House Speaker John Boehner's last week is a busy one.
Boehner and the three other top congressional officials—House Minority Leader Nancy Pelosi, Senate Majority Leader Mitch McConnell, and Senate Minority Leader Harry Reid—have tentatively reached a deal that would both raise the country’s borrowing authority to avert a devastating default next week and lift spending caps over the next two years.
“It is past time that we do away with the harmful, draconian sequester cuts," Reid said on the Senate floor Monday, referring to the 2011 budget caps that members of both parties are trying to subvert over the cries of some conservatives.

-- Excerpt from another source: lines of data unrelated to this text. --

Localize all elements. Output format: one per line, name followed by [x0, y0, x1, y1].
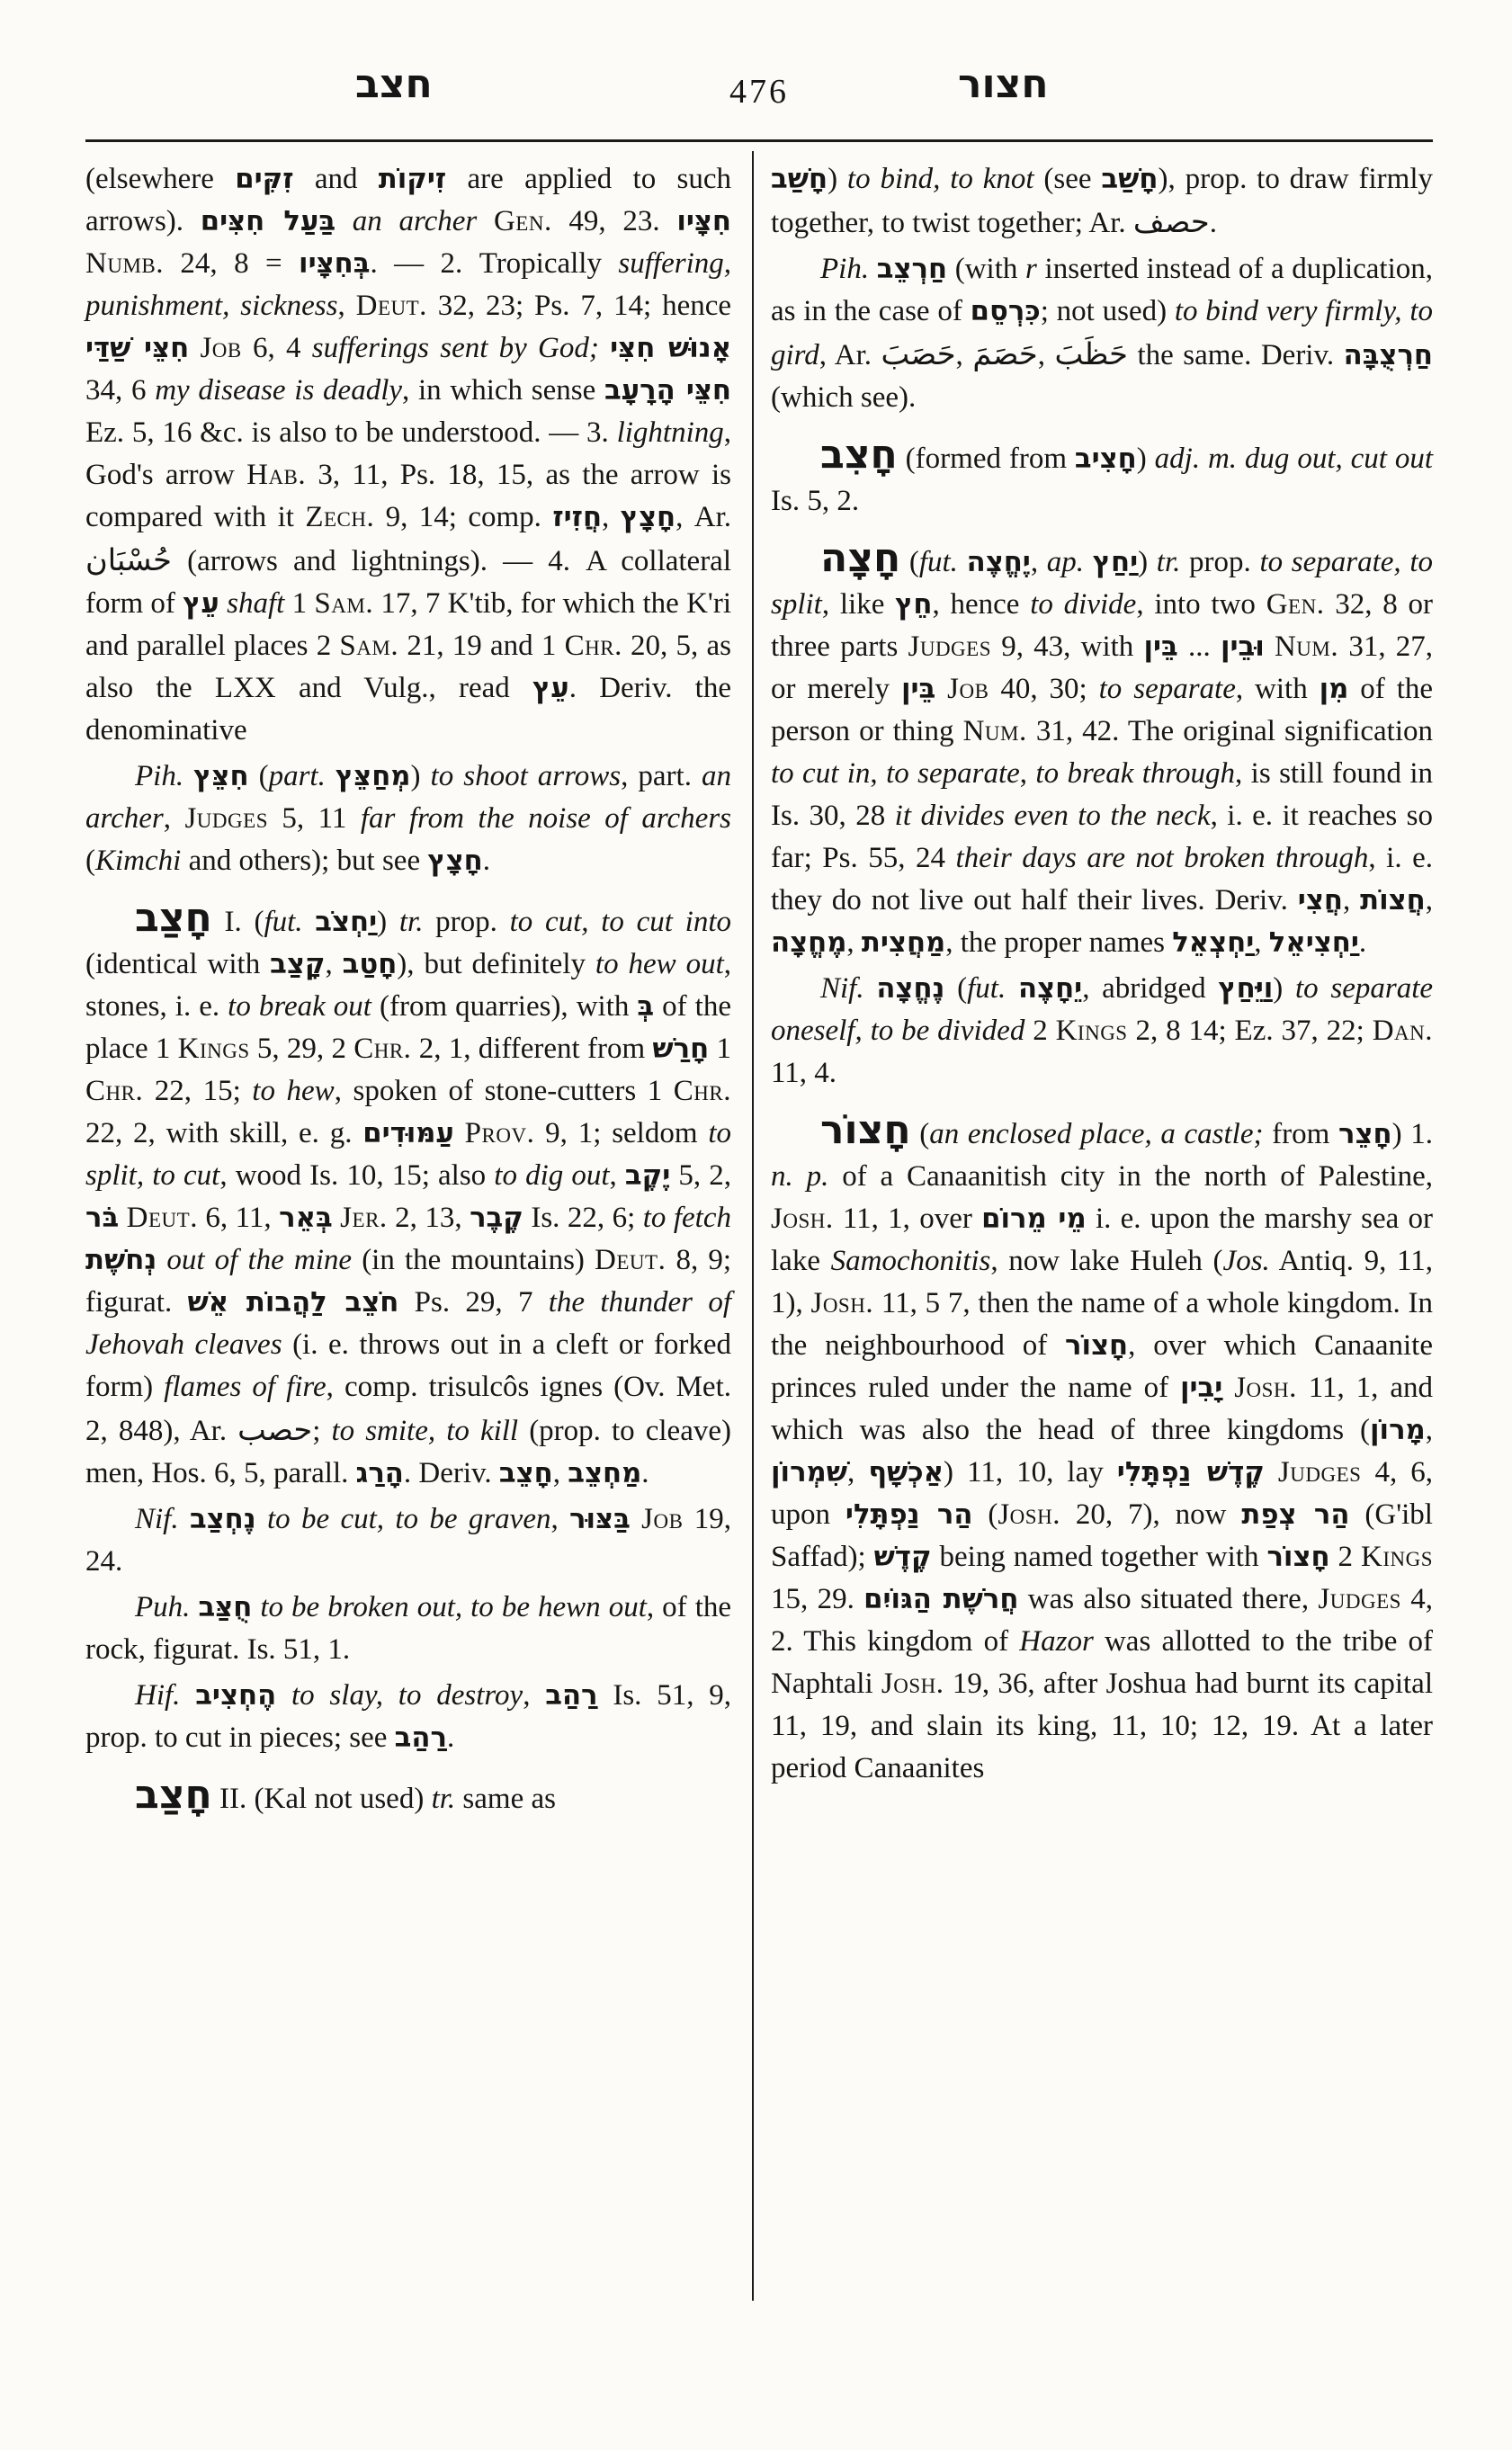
text-run: 2: [1024, 1015, 1055, 1047]
text-run: .: [1210, 207, 1217, 239]
text-run: [326, 760, 336, 792]
text-run: . Deriv.: [404, 1457, 499, 1489]
paragraph: Hif. הֶחְצִיב to slay, to destroy, רַהַב…: [85, 1675, 731, 1759]
text-run: ): [377, 906, 399, 938]
smallcaps-run: Prov.: [465, 1117, 535, 1149]
hebrew-run: יַחְצִיאֵל: [1269, 927, 1359, 959]
hebrew-run: זִיקוֹת: [379, 164, 446, 195]
italic-run: sufferings sent by God;: [312, 332, 599, 364]
smallcaps-run: Chr.: [674, 1075, 731, 1107]
hebrew-run: אָנוּשׁ חִצִּי: [610, 333, 731, 364]
hebrew-run: בֵּין: [1143, 631, 1177, 663]
text-run: .: [641, 1457, 649, 1489]
hebrew-run: חֲזִיז: [552, 502, 602, 533]
text-run: , wood Is. 10, 15; also: [219, 1159, 494, 1192]
italic-run: Hif.: [135, 1679, 180, 1712]
text-run: 31, 42. The original signification: [1027, 715, 1433, 747]
arabic-run: حصب: [237, 1412, 312, 1447]
text-run: [179, 1503, 190, 1535]
hebrew-run: חָטַב: [343, 949, 398, 980]
italic-run: to slay, to destroy: [291, 1679, 523, 1712]
text-run: 15, 29.: [771, 1583, 863, 1615]
text-run: , the proper names: [945, 926, 1172, 959]
text-run: same as: [455, 1783, 556, 1815]
text-run: , abridged: [1082, 972, 1218, 1005]
italic-run: Jos.: [1223, 1245, 1270, 1277]
text-run: , into two: [1136, 588, 1266, 621]
text-run: ), but definitely: [397, 948, 595, 980]
text-run: ): [1273, 972, 1295, 1005]
text-run: .: [447, 1721, 454, 1754]
text-run: ,: [1426, 1414, 1433, 1446]
hebrew-entry-word: חָצַב: [135, 1772, 212, 1818]
hebrew-run: יַחְצְאֵל: [1172, 927, 1254, 959]
italic-run: to break through: [1035, 757, 1235, 790]
text-run: [599, 332, 610, 364]
text-run: Ps. 29, 7: [398, 1286, 548, 1319]
hebrew-run: עַמּוּדִים: [362, 1118, 454, 1149]
text-run: ) 1.: [1392, 1118, 1433, 1150]
italic-run: an archer: [353, 205, 477, 237]
italic-run: it divides even to the neck: [895, 800, 1211, 832]
hebrew-run: יָבִין: [1180, 1373, 1222, 1404]
text-run: 34, 6: [85, 374, 155, 407]
hebrew-run: מָרוֹן: [1370, 1415, 1426, 1446]
text-run: ,: [846, 926, 862, 959]
hebrew-run: חָצִיב: [1075, 443, 1137, 475]
hebrew-run: חָצֵר: [1338, 1119, 1392, 1150]
text-run: 49, 23.: [552, 205, 677, 237]
text-run: [119, 1202, 126, 1234]
paragraph: Nif. נֶחֱצָה (fut. יֵחָצֶה, abridged וַי…: [771, 968, 1433, 1095]
text-run: ; not used): [1041, 295, 1175, 327]
text-run: from: [1264, 1118, 1338, 1150]
text-run: Ez. 5, 16 &c. is also to be understood. …: [85, 416, 617, 449]
text-run: [958, 546, 967, 578]
text-run: , with: [1236, 673, 1320, 705]
smallcaps-run: Deut.: [356, 290, 427, 322]
entry-paragraph: חָצוֹר (an enclosed place, a castle; fro…: [771, 1109, 1433, 1790]
smallcaps-run: Kings: [178, 1033, 250, 1065]
text-run: . — 2. Tropically: [370, 247, 618, 280]
text-run: [189, 332, 200, 364]
entry-paragraph: חָצַב I. (fut. יַחְצֹב) tr. prop. to cut…: [85, 897, 731, 1495]
text-run: prop.: [423, 906, 509, 938]
text-run: ,: [1254, 926, 1269, 959]
text-run: (which see).: [771, 381, 916, 414]
hebrew-run: בֹּר: [85, 1203, 119, 1234]
hebrew-run: חָצוֹר: [1266, 1542, 1329, 1573]
italic-run: Nif.: [135, 1503, 179, 1535]
italic-run: part.: [269, 760, 326, 792]
hebrew-run: חֲצוֹת: [1360, 885, 1426, 917]
hebrew-entry-word: חָצוֹר: [820, 1107, 911, 1153]
text-run: , now lake Huleh (: [990, 1245, 1222, 1277]
text-run: ,: [523, 1679, 545, 1712]
text-run: ,: [847, 1456, 868, 1489]
text-run: (formed from: [898, 443, 1075, 475]
hebrew-run: חִצֵּי שַׁדַּי: [85, 333, 189, 364]
text-run: [454, 1117, 465, 1149]
text-run: [1006, 972, 1018, 1005]
text-run: (: [972, 1498, 998, 1531]
italic-run: shaft: [227, 587, 284, 620]
italic-run: to separate: [1099, 673, 1236, 705]
text-run: ,: [610, 1159, 625, 1192]
text-run: ,: [956, 339, 973, 371]
right-column: חָשַׁב) to bind, to knot (see חָשַׁב), p…: [771, 158, 1433, 1820]
paragraph: (elsewhere זִקִּים and זִיקוֹת are appli…: [85, 158, 731, 752]
smallcaps-run: Josh.: [998, 1498, 1060, 1531]
smallcaps-run: Deut.: [595, 1244, 666, 1276]
hebrew-run: יֶקֶב: [625, 1160, 670, 1192]
smallcaps-run: Num.: [963, 715, 1027, 747]
text-run: ,: [602, 501, 621, 533]
text-run: ,: [1343, 884, 1360, 917]
text-run: ,: [550, 1503, 569, 1535]
text-run: , spoken of stone-cutters 1: [335, 1075, 674, 1107]
hebrew-run: מַחְצֵב: [568, 1458, 641, 1489]
hebrew-run: בֵּין: [901, 674, 935, 705]
guide-word-right: חצור: [958, 65, 1049, 104]
hebrew-run: הַר צְפַת: [1241, 1499, 1349, 1531]
text-run: ): [1138, 546, 1157, 578]
smallcaps-run: Num.: [1275, 630, 1338, 663]
text-run: 22, 2, with skill, e. g.: [85, 1117, 362, 1149]
italic-run: to be broken out, to be hewn out: [260, 1591, 647, 1623]
text-run: (elsewhere: [85, 163, 235, 195]
text-run: [864, 972, 877, 1005]
hebrew-run: נֶחֱצָה: [876, 973, 944, 1005]
hebrew-run: חֹצֵב לַהֲבוֹת אֵשׁ: [188, 1287, 399, 1319]
smallcaps-run: Zech.: [305, 501, 374, 533]
smallcaps-run: Numb.: [85, 247, 164, 280]
left-column: (elsewhere זִקִּים and זִיקוֹת are appli…: [85, 158, 731, 1820]
italic-run: flames of fire: [164, 1371, 327, 1403]
italic-run: fut.: [264, 906, 302, 938]
text-run: 1: [284, 587, 314, 620]
hebrew-run: שִׁמְרוֹן: [771, 1457, 847, 1489]
smallcaps-run: Gen.: [494, 205, 552, 237]
text-run: ,: [337, 290, 355, 322]
smallcaps-run: Judges: [1278, 1456, 1362, 1489]
text-run: ,: [1031, 546, 1047, 578]
smallcaps-run: Jer.: [340, 1202, 387, 1234]
hebrew-run: הֶחְצִיב: [195, 1680, 276, 1712]
italic-run: lightning: [617, 416, 724, 449]
italic-run: tr.: [1157, 546, 1181, 578]
paragraph: Puh. חֻצַּב to be broken out, to be hewn…: [85, 1587, 731, 1671]
text-run: 5, 11: [268, 802, 361, 835]
italic-run: to cut in: [771, 757, 870, 790]
text-run: was also situated there,: [1018, 1583, 1318, 1615]
smallcaps-run: Josh.: [810, 1287, 873, 1319]
italic-run: adj. m. dug out, cut out: [1155, 443, 1433, 475]
italic-run: to separate: [886, 757, 1020, 790]
text-run: (: [944, 972, 967, 1005]
italic-run: to shoot arrows: [431, 760, 622, 792]
text-run: 9, 43, with: [991, 630, 1143, 663]
text-run: 5, 2,: [670, 1159, 731, 1192]
hebrew-run: וּבֵין: [1221, 631, 1265, 663]
smallcaps-run: Sam.: [314, 587, 373, 620]
text-run: [631, 1503, 641, 1535]
italic-run: Hazor: [1019, 1625, 1094, 1658]
hebrew-run: בְּאֵר: [279, 1203, 333, 1234]
text-run: 5, 29, 2: [250, 1033, 354, 1065]
page-number: 476: [85, 72, 1433, 112]
text-run: [869, 253, 877, 285]
italic-run: to break out: [228, 990, 371, 1023]
hebrew-run: יֶחֱצֶה: [967, 547, 1031, 578]
text-run: , hence: [933, 588, 1031, 621]
hebrew-run: חִצֵּי הָרָעָב: [604, 375, 731, 407]
arabic-run: حَصَبَ: [881, 336, 956, 371]
text-run: and others); but see: [181, 845, 427, 877]
smallcaps-run: Job: [200, 332, 241, 364]
hebrew-run: יַחַץ: [1093, 547, 1138, 578]
text-run: ): [1137, 443, 1155, 475]
hebrew-run: וַיֵּחַץ: [1218, 973, 1273, 1005]
hebrew-run: בַּצּוּר: [569, 1504, 631, 1535]
text-run: ,: [1426, 884, 1433, 917]
text-run: [333, 1202, 340, 1234]
italic-run: out of the mine: [166, 1244, 352, 1276]
smallcaps-run: Kings: [1361, 1541, 1433, 1573]
text-run: , like: [822, 588, 895, 621]
hebrew-entry-word: חָצָה: [820, 535, 900, 581]
text-run: ,: [870, 757, 886, 790]
text-run: , Ar.: [819, 339, 881, 371]
italic-run: fut.: [967, 972, 1006, 1005]
hebrew-run: אַכְשָׁף: [868, 1457, 944, 1489]
text-run: [935, 673, 947, 705]
italic-run: to smite, to kill: [331, 1415, 518, 1447]
text-run: 2, 8 14; Ez. 37, 22;: [1128, 1015, 1373, 1047]
hebrew-run: מַחֲצִית: [862, 927, 945, 959]
text-run: (: [85, 845, 95, 877]
text-run: [183, 760, 193, 792]
hebrew-run: עֵץ: [532, 673, 569, 704]
smallcaps-run: Judges: [184, 802, 268, 835]
italic-run: to be cut, to be graven: [267, 1503, 550, 1535]
italic-run: to divide: [1030, 588, 1136, 621]
entry-paragraph: חָצָה (fut. יֶחֱצֶה, ap. יַחַץ) tr. prop…: [771, 537, 1433, 964]
text-run: 11, 1, over: [834, 1203, 982, 1235]
text-run: and: [294, 163, 379, 195]
hebrew-run: מְחַצֵּץ: [336, 761, 411, 792]
paragraph: Nif. נֶחְצַב to be cut, to be graven, בַ…: [85, 1498, 731, 1583]
hebrew-run: הָרַג: [356, 1458, 404, 1489]
hebrew-run: חָשַׁב: [1101, 164, 1158, 195]
text-run: [256, 1503, 267, 1535]
hebrew-run: חַרְצֻבָּה: [1344, 340, 1433, 371]
italic-run: to fetch: [643, 1202, 731, 1234]
smallcaps-run: Gen.: [1266, 588, 1325, 621]
text-run: (see: [1034, 163, 1102, 195]
text-run: [1265, 630, 1275, 663]
hebrew-run: בְּחִצָּיו: [299, 248, 370, 280]
text-run: (with: [947, 253, 1025, 285]
text-run: , in which sense: [402, 374, 604, 407]
italic-run: fut.: [919, 546, 958, 578]
text-run: 2: [1330, 1541, 1361, 1573]
text-run: ...: [1178, 630, 1221, 663]
paragraph: Pih. חִצֵּץ (part. מְחַצֵּץ) to shoot ar…: [85, 756, 731, 882]
text-run: being named together with: [932, 1541, 1267, 1573]
text-run: ,: [1038, 339, 1055, 371]
text-run: 22, 15;: [143, 1075, 252, 1107]
text-run: prop.: [1180, 546, 1259, 578]
text-run: 2, 1, different from: [411, 1033, 652, 1065]
text-run: I. (: [212, 906, 264, 938]
arabic-run: حَظَبَ: [1054, 336, 1127, 371]
text-run: 24, 8 =: [164, 247, 299, 280]
hebrew-run: כִּרְסֵם: [971, 296, 1041, 327]
text-run: ): [828, 163, 847, 195]
hebrew-run: רַהַב: [545, 1680, 597, 1712]
italic-run: my disease is deadly: [155, 374, 402, 407]
hebrew-run: חָצָץ: [427, 845, 482, 877]
hebrew-run: חֵץ: [895, 589, 932, 621]
text-run: 6, 11,: [198, 1202, 279, 1234]
smallcaps-run: Judges: [908, 630, 992, 663]
hebrew-run: רַהַב: [395, 1722, 447, 1754]
text-run: ): [411, 760, 431, 792]
text-run: 9, 1; seldom: [534, 1117, 708, 1149]
smallcaps-run: Sam.: [339, 630, 398, 662]
scanned-lexicon-page: חצב 476 חצור (elsewhere זִקִּים and זִיק…: [0, 0, 1512, 2450]
hebrew-run: חָשַׁב: [771, 164, 828, 195]
text-run: Is. 22, 6;: [523, 1202, 643, 1234]
text-run: (identical with: [85, 948, 270, 980]
text-run: 2, 13,: [388, 1202, 470, 1234]
text-run: [303, 906, 316, 938]
text-run: .: [483, 845, 490, 877]
text-run: of a Canaanitish city in the north of Pa…: [828, 1160, 1433, 1193]
hebrew-run: קֶדֶשׁ נַפְתָּלִי: [1117, 1457, 1265, 1489]
italic-run: to bind, to knot: [847, 163, 1034, 195]
text-run: [1265, 1456, 1278, 1489]
hebrew-run: בְּ: [637, 991, 654, 1023]
italic-run: tr.: [432, 1783, 456, 1815]
hebrew-run: בַּעַל חִצִּים: [201, 206, 336, 237]
text-run: ,: [553, 1457, 568, 1489]
text-columns: (elsewhere זִקִּים and זִיקוֹת are appli…: [85, 158, 1433, 1820]
hebrew-run: חִצֵּץ: [193, 761, 248, 792]
smallcaps-run: Josh.: [771, 1203, 834, 1235]
italic-run: ap.: [1047, 546, 1084, 578]
entry-paragraph: חָצַב II. (Kal not used) tr. same as: [85, 1774, 731, 1820]
smallcaps-run: Job: [641, 1503, 683, 1535]
smallcaps-run: Josh.: [1234, 1372, 1297, 1404]
text-run: (: [911, 1118, 930, 1150]
text-run: II. (Kal not used): [212, 1783, 432, 1815]
hebrew-run: חָצֵב: [499, 1458, 553, 1489]
hebrew-run: חֲצִי: [1298, 885, 1343, 917]
text-run: [1084, 546, 1093, 578]
text-run: (in the mountains): [352, 1244, 595, 1276]
text-run: (from quarries), with: [371, 990, 637, 1023]
hebrew-run: חֲרֹשֶׁת הַגּוֹיִם: [863, 1584, 1018, 1615]
hebrew-run: מֶחֱצָה: [771, 927, 846, 959]
italic-run: n. p.: [771, 1160, 828, 1193]
text-run: 32, 23; Ps. 7, 14; hence: [427, 290, 731, 322]
text-run: 6, 4: [242, 332, 312, 364]
text-run: ;: [312, 1415, 331, 1447]
paragraph: Pih. חַרְצֵב (with r inserted instead of…: [771, 248, 1433, 419]
italic-run: Kimchi: [95, 845, 181, 877]
text-run: (: [249, 760, 269, 792]
text-run: 11, 4.: [771, 1057, 837, 1089]
header-rule: [85, 139, 1433, 142]
hebrew-run: מֵי מֵרוֹם: [981, 1203, 1087, 1235]
text-run: 21, 19 and 1: [398, 630, 565, 662]
text-run: ,: [1020, 757, 1036, 790]
smallcaps-run: Job: [947, 673, 989, 705]
italic-run: their days are not broken through: [955, 842, 1368, 874]
hebrew-run: נְחֹשֶׁת: [85, 1245, 157, 1276]
hebrew-run: הַר נַפְתָּלִי: [845, 1499, 973, 1531]
smallcaps-run: Hab.: [246, 459, 306, 491]
hebrew-run: יַחְצֹב: [315, 907, 377, 938]
text-run: [477, 205, 494, 237]
text-run: , part.: [621, 760, 702, 792]
hebrew-entry-word: חָצִב: [820, 432, 898, 478]
text-run: (: [900, 546, 919, 578]
smallcaps-run: Chr.: [565, 630, 622, 662]
text-run: 40, 30;: [989, 673, 1098, 705]
text-run: 1: [709, 1033, 731, 1065]
text-run: 9, 14; comp.: [374, 501, 552, 533]
smallcaps-run: Chr.: [85, 1075, 143, 1107]
arabic-run: حُسْبَان: [85, 542, 172, 577]
hebrew-run: נֶחְצַב: [190, 1504, 256, 1535]
text-run: , Ar.: [675, 501, 731, 533]
smallcaps-run: Josh.: [881, 1668, 944, 1700]
italic-run: Samochonitis: [831, 1245, 991, 1277]
italic-run: to hew: [252, 1075, 334, 1107]
text-run: [276, 1679, 291, 1712]
hebrew-run: מִן: [1320, 674, 1349, 705]
text-run: [157, 1244, 166, 1276]
italic-run: Pih.: [135, 760, 183, 792]
hebrew-run: חָצָץ: [621, 502, 675, 533]
text-run: Is. 5, 2.: [771, 485, 859, 517]
italic-run: an enclosed place, a castle;: [929, 1118, 1263, 1150]
text-run: [252, 1591, 260, 1623]
arabic-run: حصف: [1133, 204, 1210, 239]
smallcaps-run: Dan.: [1373, 1015, 1433, 1047]
italic-run: to hew out: [595, 948, 724, 980]
page-header: חצב 476 חצור: [85, 59, 1433, 130]
hebrew-run: קֶדֶשׁ: [874, 1542, 932, 1573]
text-run: the same. Deriv.: [1128, 339, 1344, 371]
hebrew-run: יֵחָצֶה: [1018, 973, 1082, 1005]
italic-run: Pih.: [820, 253, 869, 285]
italic-run: tr.: [399, 906, 424, 938]
text-run: ,: [164, 802, 185, 835]
text-run: [219, 587, 227, 620]
hebrew-run: חֻצַּב: [198, 1592, 252, 1623]
smallcaps-run: Chr.: [353, 1033, 411, 1065]
hebrew-run: קָצַב: [270, 949, 325, 980]
text-run: [180, 1679, 195, 1712]
text-run: ,: [325, 948, 342, 980]
italic-run: to dig out: [494, 1159, 609, 1192]
text-run: ) 11, 10, lay: [944, 1456, 1117, 1489]
text-run: .: [1359, 926, 1366, 959]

The House posted a draft of the agreement late Monday night. The deal isn't set in stone, so it remains unclear whether either chamber can muster the votes necessary for passage, but the talks are picking up speed ahead of the Nov. 3 deadline to raise the debt ceiling and a Dec. 11 deadline to keep the government running.
The deal would include a "clean" suspension of the debt limit a few months past the presidential election, until March 2017, and increase the spending caps by $80 billion—$50 billion in the first year and the remaining $30 billion in the second year—although the 10-year caps included in the 2011 Budget Control Act would remain in place. The additional funding would be equally divided between military and domestic spending, not counting extra cash that will be considered emergency war funding.